The Government is powerless to impose a ban on meat imports unless beef contaminated with horse meat is found to be a health risk, environment secretary Owen Paterson said today.

The Food Standards Agency (FSA) has said there is no evidence to suggest the horse meat detected poses a danger to humans, but confirmed that tests have been ordered on products for the veterinary drug phenylbutazone as animals treated with "bute" are not allowed to enter the food chain.

Mr Paterson was speaking after warning yesterday that the next set of results on all retailers' and manufacturers' processed beef products could reveal further traces of horse meat.

"There may well be more bad results coming through, that's the point of doing this random analysis," Mr Paterson said.

The results, ordered by the FSA, are due on Friday.

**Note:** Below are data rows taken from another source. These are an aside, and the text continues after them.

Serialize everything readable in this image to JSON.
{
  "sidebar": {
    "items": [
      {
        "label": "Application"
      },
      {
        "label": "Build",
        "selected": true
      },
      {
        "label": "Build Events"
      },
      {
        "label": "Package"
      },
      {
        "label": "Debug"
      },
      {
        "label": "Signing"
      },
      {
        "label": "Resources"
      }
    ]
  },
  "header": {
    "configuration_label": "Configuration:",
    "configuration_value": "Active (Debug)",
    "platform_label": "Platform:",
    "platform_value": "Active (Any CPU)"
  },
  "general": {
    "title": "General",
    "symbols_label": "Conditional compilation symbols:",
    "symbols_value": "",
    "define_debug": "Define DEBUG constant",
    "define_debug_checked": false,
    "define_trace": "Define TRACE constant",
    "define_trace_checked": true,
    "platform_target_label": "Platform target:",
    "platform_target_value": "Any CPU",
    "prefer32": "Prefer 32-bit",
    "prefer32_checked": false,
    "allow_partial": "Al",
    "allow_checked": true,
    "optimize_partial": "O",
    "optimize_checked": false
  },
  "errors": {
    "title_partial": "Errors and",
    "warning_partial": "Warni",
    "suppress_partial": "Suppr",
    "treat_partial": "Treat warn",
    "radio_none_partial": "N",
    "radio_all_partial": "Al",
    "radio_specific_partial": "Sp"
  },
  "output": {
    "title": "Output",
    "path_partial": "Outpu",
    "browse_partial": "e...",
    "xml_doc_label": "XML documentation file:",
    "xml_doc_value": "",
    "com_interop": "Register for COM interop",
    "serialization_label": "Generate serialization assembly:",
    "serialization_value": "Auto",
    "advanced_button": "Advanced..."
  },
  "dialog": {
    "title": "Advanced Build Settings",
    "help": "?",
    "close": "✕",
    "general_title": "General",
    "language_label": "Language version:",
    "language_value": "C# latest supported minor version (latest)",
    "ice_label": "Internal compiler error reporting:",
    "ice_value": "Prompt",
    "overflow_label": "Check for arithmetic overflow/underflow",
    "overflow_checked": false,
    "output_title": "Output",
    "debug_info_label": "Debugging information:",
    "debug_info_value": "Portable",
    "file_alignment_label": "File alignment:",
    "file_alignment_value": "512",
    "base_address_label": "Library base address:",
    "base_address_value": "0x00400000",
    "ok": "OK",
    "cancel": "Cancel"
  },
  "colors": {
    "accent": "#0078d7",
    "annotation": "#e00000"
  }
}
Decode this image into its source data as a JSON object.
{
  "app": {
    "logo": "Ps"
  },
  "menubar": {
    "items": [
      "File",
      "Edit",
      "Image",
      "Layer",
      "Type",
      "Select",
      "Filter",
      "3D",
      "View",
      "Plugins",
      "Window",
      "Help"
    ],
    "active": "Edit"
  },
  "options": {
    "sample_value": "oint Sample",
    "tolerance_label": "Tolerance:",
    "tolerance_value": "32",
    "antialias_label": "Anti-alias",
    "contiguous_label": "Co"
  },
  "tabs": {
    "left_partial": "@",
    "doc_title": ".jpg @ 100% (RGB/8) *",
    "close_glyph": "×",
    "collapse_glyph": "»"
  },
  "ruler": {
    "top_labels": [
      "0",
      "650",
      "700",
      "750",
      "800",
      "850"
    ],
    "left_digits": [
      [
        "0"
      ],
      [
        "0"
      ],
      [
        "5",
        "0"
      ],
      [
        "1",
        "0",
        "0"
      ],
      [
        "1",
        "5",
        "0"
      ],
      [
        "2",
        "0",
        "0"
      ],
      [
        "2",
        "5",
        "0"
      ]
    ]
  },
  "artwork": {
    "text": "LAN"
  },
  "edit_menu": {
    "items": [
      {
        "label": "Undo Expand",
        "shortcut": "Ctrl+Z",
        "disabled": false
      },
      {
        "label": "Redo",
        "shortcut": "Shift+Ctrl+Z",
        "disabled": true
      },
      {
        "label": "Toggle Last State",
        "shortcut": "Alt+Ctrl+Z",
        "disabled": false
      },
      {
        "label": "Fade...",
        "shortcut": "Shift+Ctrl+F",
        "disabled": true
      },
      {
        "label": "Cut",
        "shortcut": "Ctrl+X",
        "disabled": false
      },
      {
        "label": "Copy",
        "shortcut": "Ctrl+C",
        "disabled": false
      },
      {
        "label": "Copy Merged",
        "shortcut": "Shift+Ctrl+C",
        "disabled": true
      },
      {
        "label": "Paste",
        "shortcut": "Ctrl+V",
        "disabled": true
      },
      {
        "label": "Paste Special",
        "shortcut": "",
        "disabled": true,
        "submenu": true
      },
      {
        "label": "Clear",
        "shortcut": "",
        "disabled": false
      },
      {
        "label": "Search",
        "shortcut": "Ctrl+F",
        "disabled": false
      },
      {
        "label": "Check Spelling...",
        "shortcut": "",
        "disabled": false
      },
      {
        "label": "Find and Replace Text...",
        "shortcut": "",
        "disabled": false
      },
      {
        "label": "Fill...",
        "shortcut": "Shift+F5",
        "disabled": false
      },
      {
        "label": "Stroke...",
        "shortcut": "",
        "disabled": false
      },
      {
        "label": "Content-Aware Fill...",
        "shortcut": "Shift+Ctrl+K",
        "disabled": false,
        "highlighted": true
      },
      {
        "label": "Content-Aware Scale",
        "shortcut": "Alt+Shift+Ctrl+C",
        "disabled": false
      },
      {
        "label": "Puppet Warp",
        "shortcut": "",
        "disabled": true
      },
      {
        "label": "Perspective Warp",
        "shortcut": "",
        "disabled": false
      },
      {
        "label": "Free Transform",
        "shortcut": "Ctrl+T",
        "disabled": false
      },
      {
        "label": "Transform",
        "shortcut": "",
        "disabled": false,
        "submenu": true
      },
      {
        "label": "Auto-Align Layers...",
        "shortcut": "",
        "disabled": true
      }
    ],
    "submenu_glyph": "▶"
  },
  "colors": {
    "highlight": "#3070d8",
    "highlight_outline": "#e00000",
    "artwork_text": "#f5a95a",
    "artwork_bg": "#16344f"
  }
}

Appearing on BBC1's Sunday Politics show, Mr Paterson repeated his vow to get to the bottom of the scandal, which he has suggested is part of an international criminal conspiracy.

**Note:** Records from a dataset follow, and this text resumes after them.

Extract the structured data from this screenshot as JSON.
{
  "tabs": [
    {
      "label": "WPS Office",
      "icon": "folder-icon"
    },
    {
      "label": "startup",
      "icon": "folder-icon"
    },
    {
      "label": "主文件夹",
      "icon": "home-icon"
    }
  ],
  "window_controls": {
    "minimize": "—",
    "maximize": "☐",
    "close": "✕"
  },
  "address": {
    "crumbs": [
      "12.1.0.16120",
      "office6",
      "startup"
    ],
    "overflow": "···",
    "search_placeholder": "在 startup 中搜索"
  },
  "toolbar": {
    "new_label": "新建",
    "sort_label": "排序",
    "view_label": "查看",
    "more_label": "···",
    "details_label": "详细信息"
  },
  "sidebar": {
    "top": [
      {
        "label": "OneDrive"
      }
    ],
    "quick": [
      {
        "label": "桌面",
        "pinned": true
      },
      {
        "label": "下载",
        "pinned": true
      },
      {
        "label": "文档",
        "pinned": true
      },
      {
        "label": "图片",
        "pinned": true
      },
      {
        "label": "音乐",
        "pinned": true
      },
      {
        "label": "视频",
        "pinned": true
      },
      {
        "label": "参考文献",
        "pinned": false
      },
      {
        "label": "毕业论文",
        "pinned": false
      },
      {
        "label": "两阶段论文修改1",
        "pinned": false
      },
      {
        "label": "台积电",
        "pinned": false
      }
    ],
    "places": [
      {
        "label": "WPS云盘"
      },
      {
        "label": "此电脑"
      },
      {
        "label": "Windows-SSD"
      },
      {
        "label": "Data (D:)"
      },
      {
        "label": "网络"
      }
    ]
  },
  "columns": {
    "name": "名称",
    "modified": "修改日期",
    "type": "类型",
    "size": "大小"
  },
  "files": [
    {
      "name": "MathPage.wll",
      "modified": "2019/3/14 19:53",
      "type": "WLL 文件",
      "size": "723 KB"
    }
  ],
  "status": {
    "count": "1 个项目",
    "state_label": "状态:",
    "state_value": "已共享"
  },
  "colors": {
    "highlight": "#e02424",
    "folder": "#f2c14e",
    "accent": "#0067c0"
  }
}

He said: "This week obviously we'll be talking to counterparts across Europe, because ultimately this is European Union competence."

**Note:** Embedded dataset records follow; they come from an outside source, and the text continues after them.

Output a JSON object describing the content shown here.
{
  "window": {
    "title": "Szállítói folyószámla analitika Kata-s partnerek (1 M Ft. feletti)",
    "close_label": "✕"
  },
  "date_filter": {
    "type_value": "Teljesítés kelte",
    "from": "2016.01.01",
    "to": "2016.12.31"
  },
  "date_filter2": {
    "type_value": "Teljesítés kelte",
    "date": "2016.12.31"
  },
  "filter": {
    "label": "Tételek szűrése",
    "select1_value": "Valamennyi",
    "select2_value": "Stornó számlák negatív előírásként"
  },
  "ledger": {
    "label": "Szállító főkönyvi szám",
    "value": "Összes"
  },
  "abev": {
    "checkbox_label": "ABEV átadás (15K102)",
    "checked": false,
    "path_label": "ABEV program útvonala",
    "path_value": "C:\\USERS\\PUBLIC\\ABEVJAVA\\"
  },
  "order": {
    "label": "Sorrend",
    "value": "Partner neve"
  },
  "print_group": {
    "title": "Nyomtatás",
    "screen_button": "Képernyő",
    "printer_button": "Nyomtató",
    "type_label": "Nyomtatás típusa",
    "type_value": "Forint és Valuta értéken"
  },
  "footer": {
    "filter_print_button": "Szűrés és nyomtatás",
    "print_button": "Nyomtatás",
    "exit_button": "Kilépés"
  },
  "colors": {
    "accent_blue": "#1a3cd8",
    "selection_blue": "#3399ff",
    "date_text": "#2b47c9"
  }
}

But asked if there should be a moratorium on meat imports in the EU, he said: "That is not allowed within the European common market.

"If they find there is a product which could potentially be injurious to public health, emphatically, I will take the necessary action."

Asked if he would consider a ban if tests proved there was a food safety risk, he added: "If there is a threat to public health that is allowed within the rules of the European market."

He spoke after the chair of the Environment, Food and Rural Affairs Select Committee backed a ban and urged the public to buy their meat locally.

Conservative MP Anne McIntosh told BBC Breakfast: "I called for a ban on meat (from the EU) last week.

"I believe there should be a moratorium on the movement of all meat until such time as we can trace the source of contamination."

But shadow environment secretary Mary Creagh said she thought banning meat imports was a "knee-jerk reaction".

Frozen foods firm Findus, which has taken its beef lasagnes made by French food supplier Comigel off shelves after some were found to have up to 100% horse meat in them, said it was considering taking legal action against its suppliers as an internal investigation "strongly suggests" that the contamination "was not accidental".

The company said in a statement: "Findus is taking legal advice about the grounds for pursuing a case against its suppliers, regarding what they believe is their suppliers' failure to meet contractual obligations about product integrity."

Mr Paterson said no case for criminal action has been discovered in the UK yet but the FSA said it is "working closely" with police in case that changes.

The scandal has spread all over the continent as details of the elaborate supply chain in the meat industry emerge.

French consumer safety authorities have said companies from Romania, Cyprus and the Netherlands as well as its own firms were involved.

Romanian authorities have confirmed they are investigating while their Dutch counterparts said they are ready to do so if necessary.

Beef products suspected of containing horse meat have also been withdrawn from shops in Ireland, Sweden and France.

Findus said it carried out a full product recall last Monday, two days before DNA tests found that some of its lasagnes contained up to 100% horse meat.

The firm, which has its headquarters in London, tested 18 of its beef lasagne products made by Comigel and found that 11 contained in the range of 60% to 100% horse meat.

Tesco and Aldi have also withdrawn a range of ready meals produced by Comigel over fears that they contained contaminated meat.

Mr Paterson said yesterday that retailers have agreed plans to improve their food testing, adding that they hold the "ultimate responsibility" for making sure their products do not contain horse meat.

He spoke after attending an emergency summit with bosses from leading supermarkets, trade bodies and the FSA to discuss the scandal which has seen other chains including Lidl and Iceland withdraw some products.

He said supermarkets and trade bodies have already begun plans to carry out more testing and report their results on a quarterly basis.

Mr Paterson added: "It's a question of either gross incompetence, but as I've said publicly and I'll repeat again, I'm more concerned there's actually an international criminal conspiracy here, and we've really got to get to the bottom of it.

"If there's a criminal act we will work with the authorities wherever they are to ensure the appropriate measures are taken.

"This is a conspiracy against the public. Selling a product as beef and including a lot of horse in it is fraud."

There have also been fears that contaminated meat has been served to people in hospitals, schools and those who use meals-on-wheels services, with the Local Authority Caterers Association saying it was "as sure as we can be that this is not affecting the school catering area".